Die Nutzung des Hinterschlosses sei wünschenswert, aber könne sich das so eine kleine Stadt wie Annaburg leisten, fragte der frühere Annaburger Bürgermeister Erich Schmidt. Er hat Bedenken, dass dann aufgrund der möglichen finanziellen Lasten, die durch den Schlossumbau zu tragen wären, andere Aufgaben nicht mehr erfüllt werden können. Die Finanzierung sei der entscheidende Punkt. Die Wünsche müssten sich an der Tragfähigkeit des Konzeptes orientieren. Doch über die Höhe der Baukosten werde derzeit nicht gesprochen, erklärt Bürgermeister Stefan Schmidt (Freie Wählergemeinschaft) und das äußert auch Heinfried Stuve. Klar sei, dass die Kosten für das Hinterschloss höher ausfallen als für einen modernisierten Verwaltungssitz in der Torgauer Straße, erwähnt Heinfried Stuve noch. Was die Stadt allerdings stärker belasten würde, sei jetzt zu ermitteln. Denn für das Nebengebäude am Rathaus würde es wohl keine Fördermittel geben.

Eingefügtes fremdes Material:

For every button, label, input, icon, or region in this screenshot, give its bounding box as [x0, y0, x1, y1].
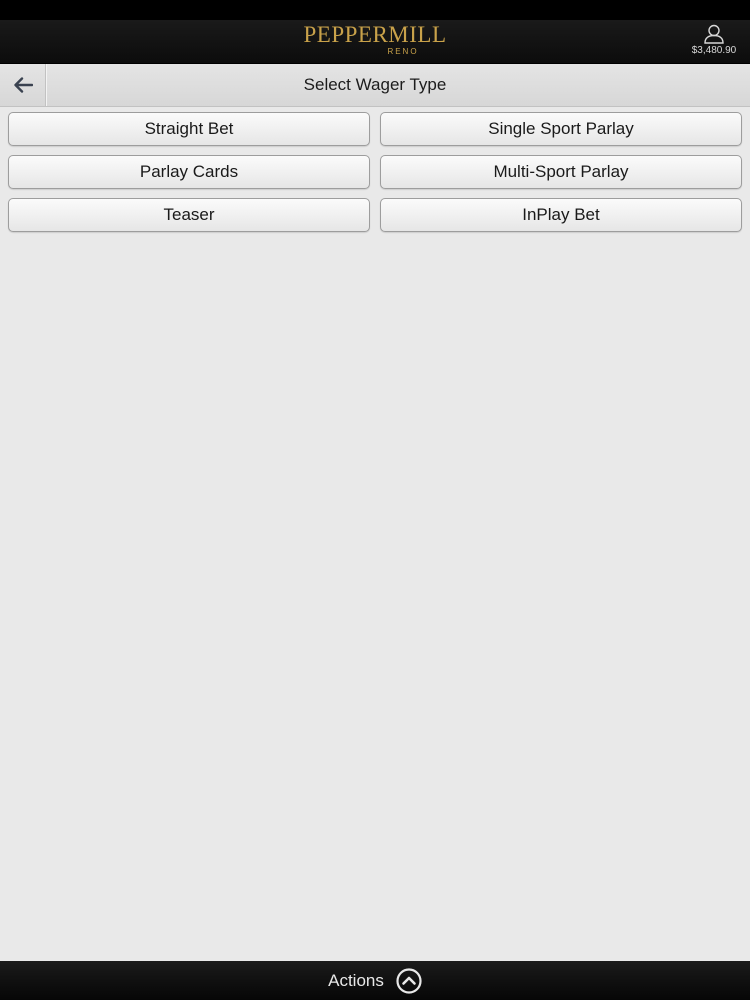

„Wir haben die einmalige Chance, das Schloss zu retten“, sagt Detlef Schulze, der ebenfalls dem Verein für Heimatgeschichte und Denkmalpflege angehört. „Verkauft bekommen wir es nicht.“ Die Chance, Fördermittel zu bekommen, sollte genutzt werden. Das Rathaus lasse sich verkaufen, ist er überzeugt. Die Hoffnung sollte nicht schon am Anfang aufgegeben werden. „Das ist das Schlimmste, was wir machen können. Das Schloss ist doch unser Wahrzeichen“, sagt er und Einwohner reagieren mit Beifall.

Architekt Heinfried Stuve
Architekt Heinfried Stuve
Frank Grommisch

Beschluss bis Jahresende

Das Ziel ist klar benannt. Möglichst bis zum Jahresende soll eine Entscheidung getroffen werden. Die Diskussion dazu laufe seit 2017, sagt Stefan Schmidt. „Wir müssen zu dem Punkt kommen, an dem wir entscheiden, wir machen das oder nicht.“ Der Verwaltungssitz, wie er jetzt ist, ist nicht zukunftsfähig, sagt Nadine Lehnert. Die Stadträtin, sie gehört der Fraktion der Freien Wählergemeinschaft an, berichtet, dass im Stadtrat ausführlich über die beiden Varianten gesprochen wurde. Jetzt sind Meinungen der Einwohner gefragt.

Es habe keinen Zweck, so Stefan Schmidt, das Thema weiter hinauszuschieben und immer wieder neues Geld in die Hand zu nehmen für Untersuchungen, wenn keine Entscheidung falle. Wichtig sei auch die Frage, was später aus den kommunalen Gebäuden werden soll, wenn sie mal leer sind. Reinhard Richter weist noch auf die Bauzeit des ganzen Schlosses hin, von 1572 bis 1575. Dass heutzutage ein Umbau in drei Jahren erledigt ist, kann wohl nicht angenommen werden.

Das Thema Verwaltungssitz wird weiter diskutiert. Am 5. Oktober, 18.30 Uhr, folgt eine Einwohnerversammlung im Gemeinschaftshaus in Prettin. Übrigens, in Annaburg gab es eine Premiere. Der Teil des Einwohnertreffens zum Verwaltungssitz wurde live auf Youtube übertragen. 24 Leute waren dabei. Es folgten später über 120 Aufrufe.